Tuesday, May 15, 2018

The Secondary Front

This article worries that our Afghanistan effort won't emphasize local centers of power to base security on:

Since 2001, U.S. Special Operations Forces (USSOF) have routinely employed irregular security forces to wage unconventional warfare (UW) and conduct counterinsurgency operations (COIN) in Afghanistan. During this time, an extraordinarily high level of operational insight has been gained about the proper design, development, and employment of tribal and ethnically linked forces. “Hands on” experience slowly revealed the benefits, risks, and costs associated with irregular force operational constructs. These lessons learned—along with support from academics, innovative USSOF leadership, and geopolitical conditions—coalesced during 2010-2013 to enable the successful development and application of Village Stability Operations (VSO) and supporting Afghan Local Police (ALP) programs. ... VSO is a “bottom up and top down” supported balanced counterinsurgency approach, with the objective of connecting traditional tribal governance at the village level to the central government at the district and provincial levels. The key to this objective was empowering rural populations to govern and defend themselves on a day-to-day basis, while stabilizing and improving the basic functions of district governance.

It is dense, but that's the basic point.

Of course, talking about how we have blown the unprecedented security gains of 2010 to 2013 glosses over the fact that those years were the years of maximum American and allied troop presence and effort. We simply could not have maintained that level--and shouldn't.

I'm just relieved my worst fear of a Stalingrad in the landlocked mountains reliant on less than fully friendly lines of supply didn't happen.

My ability to comment is limited because I don't follow Afghanistan closely, which may seem odd.

I only really followed it closely, handicapped--in contrast to the situation in Iraq despite poor media interpretation of the massive flow--by the poor flow of information by the press, which always prevented me from getting a "feel" for the fight--during our surge years.

The reason I didn't follow it closely at a lower level of American commitment is because after destroying the Taliban regime with our counter-attack that began in 2001, I always viewed Afghanistan as a secondary theater compared to Iraq (and more broadly, to Saudi Arabia which is the source of so much of the destructive ideology we face). I viewed Afghanistan as a potential distraction--because of the pull of 9/11 to hammer the enemy in Afghanistan--to dealing with Iraq (much as Japan in World War II was a potential distraction to dealing with Germany, despite Pearl Harbor pulling us to the Pacific).

That worry about being distracted by Afghanistan remains true despite being the major area of combat post-Islamic State.

But the call for a local emphasis resonates, as I called for in early 2009 before our surges in Afghanistan took place:

The end result in Afghanistan, if all goes well, will be a nominal national government that controls the capital region and reigns but does not rule local tribes and which actually helps the locals a bit rather than sucking resources from the locals, who in turn do not make trouble for the central government or allow their areas to be used by jihadis to plan attacks on the West. We press for reasonable economic opportunities, with bribes all around (I mean, foreign aid), to keep a fragile peace.

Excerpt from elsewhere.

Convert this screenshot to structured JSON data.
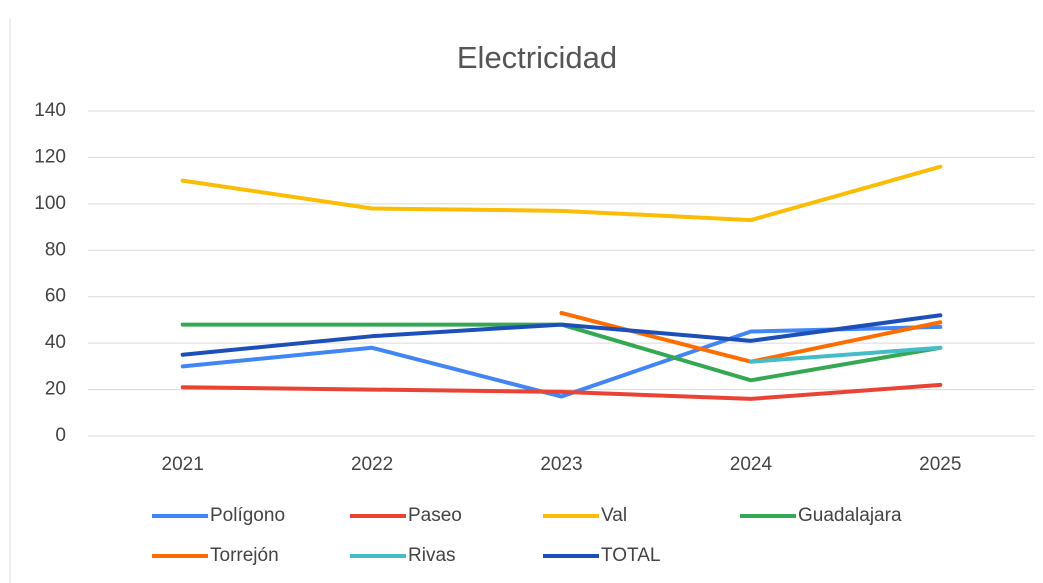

And we stick around this time, unlike after the Soviets left Afghanistan when we ignored the place, for a generation or two to see if we can move Afghanistan into the 19th century (hey, let's not get ahead of ourselves).

Hopefully our military surge recedes by the end of 2011 and we can get down to a single combat brigade plus air power that function as a fire brigade and a hammer for the central government should a local difficulty exceed Afghan military capabilities.

Sadly, we walked away too much by 2014, requiring a restoration of our power in Afghanistan to prevent the place from being a sanctuary for jihadis.

But we do need to focus on local security forces rather than prop up a weak national government that has no nation to govern.

And Afghans need to gain the initiative against the various insurgents and drug gang gunmen. It seemed like we were starting to see that at the end of December.

But are we? The results don't seem to indicate more than some limited momentum that may have checked the expansion of enemy efforts. Perhaps the progress will be made this year.

All I know is that I don't want to sacrifice much in Afghanistan, but we do need to avoid losing Afghanistan.

UPDATE: I suspect this is Iran replying to America's withdrawal from the Iran nuclear deal:

Taliban fighters with heavy weapons and night-vision equipment fought their way close to the center of the western city of Farah on Tuesday, as Afghan forces with U.S. air support battled to force them back, officials and residents said.

Apparently the attack has failed but it is early.

I don't think it is a coincident that the city is close to Iran.

UPDATE: The Taliban assault was brief but flashy. Friendly forces repelled the attack; meanwhile in the east, more Taliban attacks are underway.